Our View: Our national symbol should be celebrated

With all of the discourse over the Confederate flag, today let us pause to pay tribute to another banner that flies proudly over our homes and businesses as we celebrate the 239th anniversary of the birth of our nation.

First let us indulge in a little history about our nation's flag, courtesy of the National Flag Day Foundation. "The 'Stars and Stripes,' the official national symbol of the United States of America, was authorized by Congress on that Saturday of June 14, 1777, in the fifth item of the day's agenda. The entry in the journal of the Continental Congress 1774-1789 Vol. Vlll 1777 reads 'Resolved that the flag of the 13 United States be 13 stripes alternate red and white: that the union be 13 stars, white in a blue field, representing a new constellation.'"

That symbol of freedom has flown in different forms over battlefields and cemeteries, on foreign soil and our homeland, and been held in reverence and disdain in nearly equal measure. Some scenes, such as its raising over Mount Suribachi during World War II and being draped over the wall of the Pentagon following 9/11, are forever ingrained in our memories.

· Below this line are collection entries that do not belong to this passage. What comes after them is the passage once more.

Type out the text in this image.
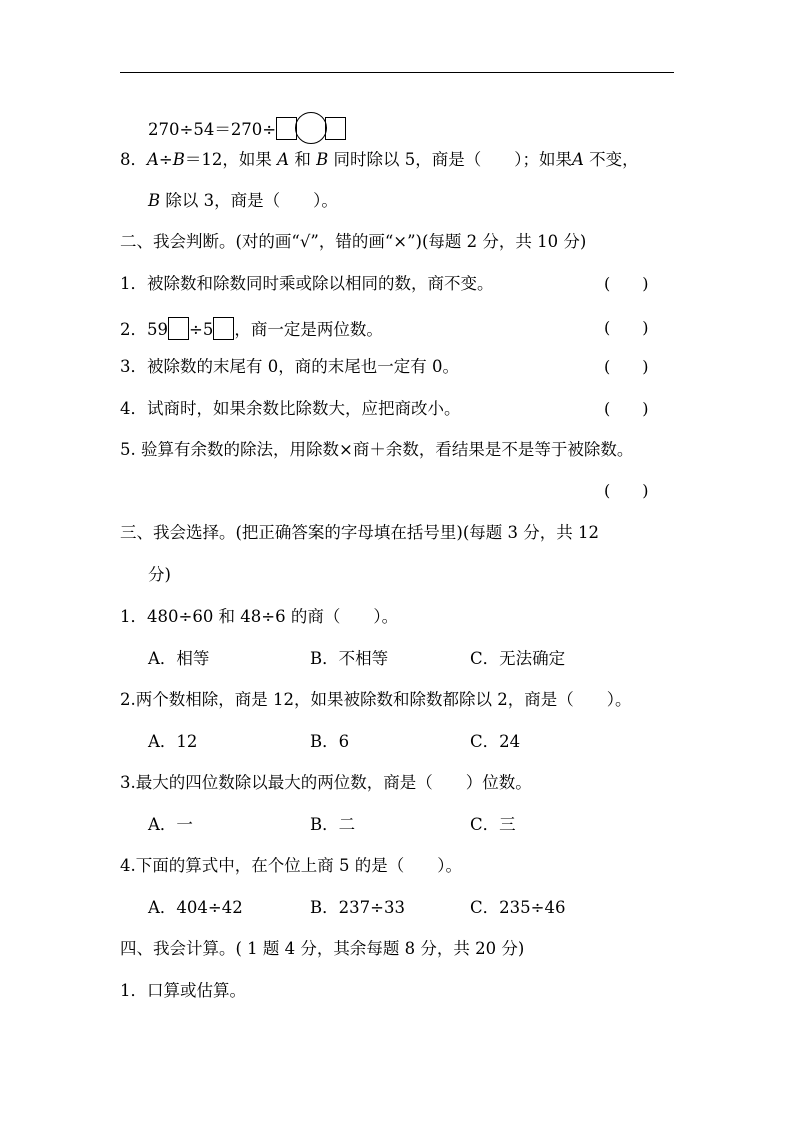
270÷54＝270÷
8．A÷B＝12，如果 A 和 B 同时除以 5，商是（　　）；如果A 不变，
B 除以 3，商是（　　）。
二、我会判断。(对的画“√”，错的画“×”)(每题 2 分，共 10 分)
1．被除数和除数同时乘或除以相同的数，商不变。	(　　)
2．59 ÷5 ，商一定是两位数。	(　　)
3．被除数的末尾有 0，商的末尾也一定有 0。	(　　)
4．试商时，如果余数比除数大，应把商改小。	(　　)
5. 验算有余数的除法，用除数×商＋余数，看结果是不是等于被除数。
(　　)
三、我会选择。(把正确答案的字母填在括号里)(每题 3 分，共 12
分)
1．480÷60 和 48÷6 的商（　　）。
A．相等	B．不相等	C．无法确定
2.两个数相除，商是 12，如果被除数和除数都除以 2，商是（　　）。
A．12	B．6	C．24
3.最大的四位数除以最大的两位数，商是（　　）位数。
A．一	B．二	C．三
4.下面的算式中，在个位上商 5 的是（　　）。
A．404÷42	B．237÷33	C．235÷46
四、我会计算。( 1 题 4 分，其余每题 8 分，共 20 分)
1．口算或估算。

But it is the flag that flew over Fort McHenry in Baltimore on Sept. 14, 1814, that forever burned "The Star-Spangled Banner" into our collective hearts, in sight and in song.

We are puzzled at times over why so many people seem to insist that we replace that anthem -- admittedly difficult to sing, for some -- with "God Bless America" or similarly themed patriotic tunes. With deference to the detractors, nothing was more stirring to the soul than to hear a hockey arena filled with Bostonians in the days following the terrorist attack on the Boston Marathon raising their voices as one to sing, a cappella, Francis Scott Key's lines of "broad stripes and bright stars."

As the Smithsonian, home to the original "Star-Spangled Banner" on display in Washington, D.C., says on its website, "Key's words gave new significance to a national symbol and started a tradition through which generations of Americans have invested the flag with their own meanings and memories."

As we celebrate the anniversary of our nation's independence today, perhaps it is time we set aside our differences of opinion about a divisive period in our nation's history, and proudly display an enduring symbol of our heritage and our commitment to freedom for all.